Theater is thriving around the country.  The Festival Playhouse in Olde Town Arvada is a small, lively venue that has been under the same family's management for over seventy-five years.

Ault, the director/producer, also starred in a production of What’s Susan’s Secret?  He is a wonderful comic actor with an exquisite sense of timing.   All cast members dash in and out of doors, but only Ault as Michael has to come when bells ring.  He is also ordered to do fifty sit-ups by his gruff sister who clearly misses her tour of duty as an Army drill sergeant.   

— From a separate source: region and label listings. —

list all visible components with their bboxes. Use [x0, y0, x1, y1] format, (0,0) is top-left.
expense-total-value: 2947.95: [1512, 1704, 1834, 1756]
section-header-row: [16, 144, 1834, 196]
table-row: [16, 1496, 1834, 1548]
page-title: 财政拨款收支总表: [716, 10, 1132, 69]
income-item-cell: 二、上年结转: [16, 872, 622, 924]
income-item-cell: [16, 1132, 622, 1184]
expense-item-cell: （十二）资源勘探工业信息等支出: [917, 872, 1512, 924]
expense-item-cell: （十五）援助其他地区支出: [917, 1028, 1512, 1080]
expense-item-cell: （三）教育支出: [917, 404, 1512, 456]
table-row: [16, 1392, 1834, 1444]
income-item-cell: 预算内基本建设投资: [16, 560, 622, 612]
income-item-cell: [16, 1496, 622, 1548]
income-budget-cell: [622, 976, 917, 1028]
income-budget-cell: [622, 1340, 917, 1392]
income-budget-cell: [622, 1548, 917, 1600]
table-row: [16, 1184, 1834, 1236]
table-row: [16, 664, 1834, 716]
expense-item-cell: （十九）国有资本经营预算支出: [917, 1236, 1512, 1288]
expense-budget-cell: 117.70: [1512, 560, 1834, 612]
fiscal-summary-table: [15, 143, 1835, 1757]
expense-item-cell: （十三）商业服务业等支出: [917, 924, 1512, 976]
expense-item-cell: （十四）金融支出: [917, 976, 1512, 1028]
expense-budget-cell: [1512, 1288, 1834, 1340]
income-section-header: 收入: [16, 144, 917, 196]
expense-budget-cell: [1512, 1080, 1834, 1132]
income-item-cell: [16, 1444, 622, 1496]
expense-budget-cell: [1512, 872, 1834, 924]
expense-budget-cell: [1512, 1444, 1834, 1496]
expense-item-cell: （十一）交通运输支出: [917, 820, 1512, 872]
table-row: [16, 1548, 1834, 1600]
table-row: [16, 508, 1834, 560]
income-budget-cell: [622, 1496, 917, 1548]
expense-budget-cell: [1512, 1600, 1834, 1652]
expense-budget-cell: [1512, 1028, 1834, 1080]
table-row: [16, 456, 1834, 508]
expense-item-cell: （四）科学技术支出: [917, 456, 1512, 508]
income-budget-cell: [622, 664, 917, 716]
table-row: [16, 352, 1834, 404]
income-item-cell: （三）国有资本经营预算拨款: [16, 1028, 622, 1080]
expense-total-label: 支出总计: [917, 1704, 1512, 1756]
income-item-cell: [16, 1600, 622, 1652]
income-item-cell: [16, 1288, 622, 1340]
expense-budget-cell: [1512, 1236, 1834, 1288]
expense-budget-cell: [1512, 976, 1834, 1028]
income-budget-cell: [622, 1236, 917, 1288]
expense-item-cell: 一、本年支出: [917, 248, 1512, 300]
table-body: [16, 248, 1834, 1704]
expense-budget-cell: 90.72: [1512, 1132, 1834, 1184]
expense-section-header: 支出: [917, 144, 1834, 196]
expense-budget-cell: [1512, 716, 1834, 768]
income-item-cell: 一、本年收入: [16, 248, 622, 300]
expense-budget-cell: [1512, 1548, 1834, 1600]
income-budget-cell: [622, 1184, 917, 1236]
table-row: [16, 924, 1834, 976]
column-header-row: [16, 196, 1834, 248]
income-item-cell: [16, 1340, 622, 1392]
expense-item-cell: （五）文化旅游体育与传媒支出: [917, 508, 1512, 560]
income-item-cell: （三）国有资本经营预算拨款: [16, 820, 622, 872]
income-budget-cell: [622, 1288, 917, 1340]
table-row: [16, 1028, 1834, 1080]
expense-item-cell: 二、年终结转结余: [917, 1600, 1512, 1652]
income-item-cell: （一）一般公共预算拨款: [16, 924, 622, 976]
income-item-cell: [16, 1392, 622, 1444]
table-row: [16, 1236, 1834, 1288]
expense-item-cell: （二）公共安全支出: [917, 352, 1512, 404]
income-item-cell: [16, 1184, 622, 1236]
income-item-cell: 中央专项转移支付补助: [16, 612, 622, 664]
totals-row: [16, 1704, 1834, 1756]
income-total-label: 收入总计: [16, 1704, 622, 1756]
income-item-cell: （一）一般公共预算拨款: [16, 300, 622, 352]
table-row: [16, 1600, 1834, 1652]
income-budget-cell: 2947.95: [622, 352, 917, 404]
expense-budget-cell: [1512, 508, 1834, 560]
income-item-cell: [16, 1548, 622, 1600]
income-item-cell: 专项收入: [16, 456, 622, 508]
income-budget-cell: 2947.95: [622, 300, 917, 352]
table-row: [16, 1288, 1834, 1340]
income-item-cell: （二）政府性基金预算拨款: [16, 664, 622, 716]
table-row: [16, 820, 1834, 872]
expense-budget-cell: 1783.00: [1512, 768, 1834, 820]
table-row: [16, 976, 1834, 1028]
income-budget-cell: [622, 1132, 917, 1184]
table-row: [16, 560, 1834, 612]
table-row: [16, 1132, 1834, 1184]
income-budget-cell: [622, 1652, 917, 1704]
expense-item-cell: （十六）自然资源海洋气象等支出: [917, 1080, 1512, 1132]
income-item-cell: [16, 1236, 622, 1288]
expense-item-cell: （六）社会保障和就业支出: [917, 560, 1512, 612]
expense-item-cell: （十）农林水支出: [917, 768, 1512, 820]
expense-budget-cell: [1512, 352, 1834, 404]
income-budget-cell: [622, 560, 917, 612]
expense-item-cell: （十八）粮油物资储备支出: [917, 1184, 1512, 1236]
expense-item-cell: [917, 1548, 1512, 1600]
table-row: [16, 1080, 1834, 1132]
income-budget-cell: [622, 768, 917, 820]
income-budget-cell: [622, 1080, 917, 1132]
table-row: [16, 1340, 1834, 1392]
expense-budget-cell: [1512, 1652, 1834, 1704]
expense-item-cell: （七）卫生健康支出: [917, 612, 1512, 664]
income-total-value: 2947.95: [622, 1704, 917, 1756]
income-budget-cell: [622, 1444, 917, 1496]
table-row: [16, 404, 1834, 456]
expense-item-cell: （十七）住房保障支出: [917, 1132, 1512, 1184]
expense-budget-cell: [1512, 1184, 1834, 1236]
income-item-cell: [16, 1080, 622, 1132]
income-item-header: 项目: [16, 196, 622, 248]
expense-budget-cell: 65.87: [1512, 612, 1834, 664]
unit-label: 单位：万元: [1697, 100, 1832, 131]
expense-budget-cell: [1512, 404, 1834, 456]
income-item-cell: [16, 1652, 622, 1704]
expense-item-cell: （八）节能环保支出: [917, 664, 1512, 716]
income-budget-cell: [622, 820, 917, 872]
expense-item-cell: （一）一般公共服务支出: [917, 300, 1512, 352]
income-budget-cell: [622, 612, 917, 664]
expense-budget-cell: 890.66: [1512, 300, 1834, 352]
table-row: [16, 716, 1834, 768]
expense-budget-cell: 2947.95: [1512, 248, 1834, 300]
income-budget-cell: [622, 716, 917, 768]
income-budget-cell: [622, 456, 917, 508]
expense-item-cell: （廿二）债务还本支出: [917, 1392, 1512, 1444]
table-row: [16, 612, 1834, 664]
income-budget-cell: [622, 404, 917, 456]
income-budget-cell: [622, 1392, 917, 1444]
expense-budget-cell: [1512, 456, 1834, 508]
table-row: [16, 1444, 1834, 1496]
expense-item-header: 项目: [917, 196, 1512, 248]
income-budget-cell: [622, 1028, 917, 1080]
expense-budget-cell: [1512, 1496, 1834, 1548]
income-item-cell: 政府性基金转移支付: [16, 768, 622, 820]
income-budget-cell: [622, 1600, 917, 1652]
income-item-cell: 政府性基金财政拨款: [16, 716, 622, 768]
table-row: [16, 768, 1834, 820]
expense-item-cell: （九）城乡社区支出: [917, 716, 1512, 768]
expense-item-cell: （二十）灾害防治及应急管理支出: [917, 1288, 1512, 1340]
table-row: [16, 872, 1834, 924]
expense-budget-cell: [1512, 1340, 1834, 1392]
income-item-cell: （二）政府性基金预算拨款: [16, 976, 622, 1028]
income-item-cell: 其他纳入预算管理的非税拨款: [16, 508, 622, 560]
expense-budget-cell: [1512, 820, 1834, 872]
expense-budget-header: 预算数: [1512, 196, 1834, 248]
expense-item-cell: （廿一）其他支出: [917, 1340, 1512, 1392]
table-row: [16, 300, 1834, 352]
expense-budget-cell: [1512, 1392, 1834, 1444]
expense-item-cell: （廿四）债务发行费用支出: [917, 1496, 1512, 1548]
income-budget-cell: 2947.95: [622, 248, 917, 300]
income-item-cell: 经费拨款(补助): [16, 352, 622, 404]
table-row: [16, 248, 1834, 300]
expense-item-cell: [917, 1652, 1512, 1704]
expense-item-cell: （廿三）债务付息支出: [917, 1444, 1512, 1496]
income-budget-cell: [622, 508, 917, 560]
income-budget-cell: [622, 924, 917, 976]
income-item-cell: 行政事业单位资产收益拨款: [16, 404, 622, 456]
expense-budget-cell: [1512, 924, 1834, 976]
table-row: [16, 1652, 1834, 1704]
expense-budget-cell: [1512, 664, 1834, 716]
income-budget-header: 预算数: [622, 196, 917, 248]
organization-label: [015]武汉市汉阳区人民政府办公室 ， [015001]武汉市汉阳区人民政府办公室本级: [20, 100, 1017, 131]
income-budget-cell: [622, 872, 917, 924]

The Parkers’ play is a farce in the tradition of Moliere: looney plots and counterplots cross and collide.  A  production of Neil Simon’s I Ought to be in Movies preceded this one, and the Parkers are certainly on Simon’s level of wit and delight.  Their over the top characters and improbable situations push this story over the cliff for even more fun.  Simon only gives his lead a second chance to be a Dad. The Parkers give seven unlikely couples a chance to really groove together.

Getting together is tough for the owners of the Inn, because, even though they’re married, they can’t remember each other’s names.  As this problem weaves through the play, it begins to sound like a wacky version of “Who’s on First?”  The name game becomes a dance, in which the hotels’ owners tip and dip to each other.  "I'm not Gladys. Gladys was your mother." "No, no, Gladys was married to Robert."  "That's right, Robert."  "So I'm married to Gladys."   "No dear, you're married to me. Susan."  "No, no.  Susan is married to Michael and you just called me Robert, so I'm married to Gladys."  And so it goes.


None of this confusion derails the characters as they execute the con game they’re successfully developed to survive.  Michael lives in many periods, the Revolutionary War, the battle of  the Alamo, Stalag 17, whatever catches his fancy, until he has to go to work on the dinner menu consisting of rack of raccoon, breast of crow and many other woodsy  delicacies.  

A minister with a thick grey braid dangling down his back that speaks power, arrives on his Harley with a simple mantra: Rock on.  His power is revealed when he captivates the Butch ex-army officer.  All the women are very accommodating to their men, except the wife of an Asperger’s motormouth,  who can’t wait to muzzle him.

As Moliere focused on Courts, the up-to-date Parkers have reached out to regional theaters with great success.  Their work is not as slight as it might seem on first blush.  After an evening at Susan and Michael's Cider House Inn, we are better equipped to handle all the crazy things we do today to save money, cheat others and gain the upper hand.   

If you are embarrassed by the human race and its preoccupation with money and its love of the swindle, you can forget folly and throw back your head to chortle.  Well done, with delightful turns from every cast member.   Terrific dialogue sticks.  

The Parkers have clearly found a niche. The Festival Theater company’s take is pitch perfect .  You’d never know how difficult  farce form is to do well because you’re in stitches.  A naughty but hilariously nice evening.  

The play continues on weekends through June 17.  Susan’s secret may be revealed.